At one point I started to feel discomfort in my side. I started to focus on the discomfort, which was beginning to consume my thoughts. Then I heard a voice speak to me in my mind. It told me to smile.
My response was to ask, “why?” The same voice responded by saying, “why not?”
I believed it was Mother Ayahuasca speaking to me, so I trusted the advice and I smiled. All of the sudden my entire state shifted. I was now enjoying myself and having fun. The discomfort was still there, but it no longer bothered me. I continued to use this technique for the remainder of the ceremony.
When the person sitting beside me fell asleep and started snoring loudly, I smiled. Whenever I felt nauseous, I smiled. The purge buckets were all filled with quite a bit of water, which I spilled all over myself. I smiled at this as well.
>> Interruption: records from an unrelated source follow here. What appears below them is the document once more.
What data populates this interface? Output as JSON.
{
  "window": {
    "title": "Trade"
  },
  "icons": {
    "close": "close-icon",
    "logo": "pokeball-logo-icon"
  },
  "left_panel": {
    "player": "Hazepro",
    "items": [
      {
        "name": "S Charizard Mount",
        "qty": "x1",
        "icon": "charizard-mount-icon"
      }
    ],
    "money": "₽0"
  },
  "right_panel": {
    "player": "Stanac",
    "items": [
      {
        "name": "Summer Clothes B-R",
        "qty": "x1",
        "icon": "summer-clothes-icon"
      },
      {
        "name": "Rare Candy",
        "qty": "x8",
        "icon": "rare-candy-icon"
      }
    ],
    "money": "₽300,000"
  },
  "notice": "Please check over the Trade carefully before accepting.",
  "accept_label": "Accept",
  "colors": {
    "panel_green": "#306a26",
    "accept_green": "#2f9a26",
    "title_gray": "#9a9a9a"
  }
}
I was going to be soaking wet for the next couple hours, but I was grateful that I had not purged in the bucket and that I was covered in water, instead of puke.
I believe the medicine was teaching me a lesson. It was telling me to stop trying so hard and to stop taking things so seriously. It was teaching me to just be myself, chill out, stop caring, have fun and smile at any challenges that life throws at me.
Leading up to the ceremony, I made sure I avoided all distractions to make sure my mind was perfectly clear. I tried so hard to create the perfect intention and memorize it. I was taking everything so seriously and putting so much pressure on myself that I couldn’t even remember my intention when it was time to drink the Ayahuasca.
Then once I sat back down, I was putting so much conscious effort into quieting my mind and open my heart that I wasn’t enjoying myself. As soon as I began smiling and relaxing, I started feeling the medicine more and started having fun.
How we do anything is how we do everything and I was able to relate this experience to so many areas of my life. I realized that my need to try so hard to impress people was the main cause of my social anxiety and awkwardness growing up.
In Psycho Cybernetics, Maxwell Maltz says, “The reason some people are self conscious and awkward in social situations is simply that they are too consciously concerned, too anxious, to do the right thing.”
He says, “If these people could “let go,” stop trying, not care, and give no thought to the matter of their behaviour, they could act creatively, spontaneously, and “be themselves.”
Overall, my first ceremony was quite mild. I did not end up purging and I did not have an overly difficult experience. I think the first ceremony was intentionally a bit mild, in order to build our trust. I was extremely impressed by how professional everything was run and how safe I felt the entire time. I believe that the shamans wanted to gain our trust and make us comfortable, before pushing our limits too far.
This ceremony did not provide the deep, internal battle, that I was looking for, but I was still content. I trusted that Ayahuasca knew what was best for me. That is, until the next morning, when I heard the stories of other people. I heard people talk about all of their vivid visions. I also found out that other people did have extremely difficult experiences and faced intense internal battles the previous night. I started to get quite frustrated that other people had the kind of experiences that I had hoped for.
Many people would have been overjoyed with a mild, somewhat fun experience, like mine. However, I wanted a difficult one. I wanted to face my darkness and relive the most painful times of my life, so that I could finally let go of them.
I got so frustrated, hearing other peoples stories and comparing my own experience to theirs, that I left the breakfast table and went to lie down in a hammock. After spending some time alone, I realized how crazy I was being. I had been fully content with my experience until I started comparing it to the experiences of others.
The last thing I wrote in my journal that day was, “Stop comparing myself to others. My experience is my own. My life is my own.”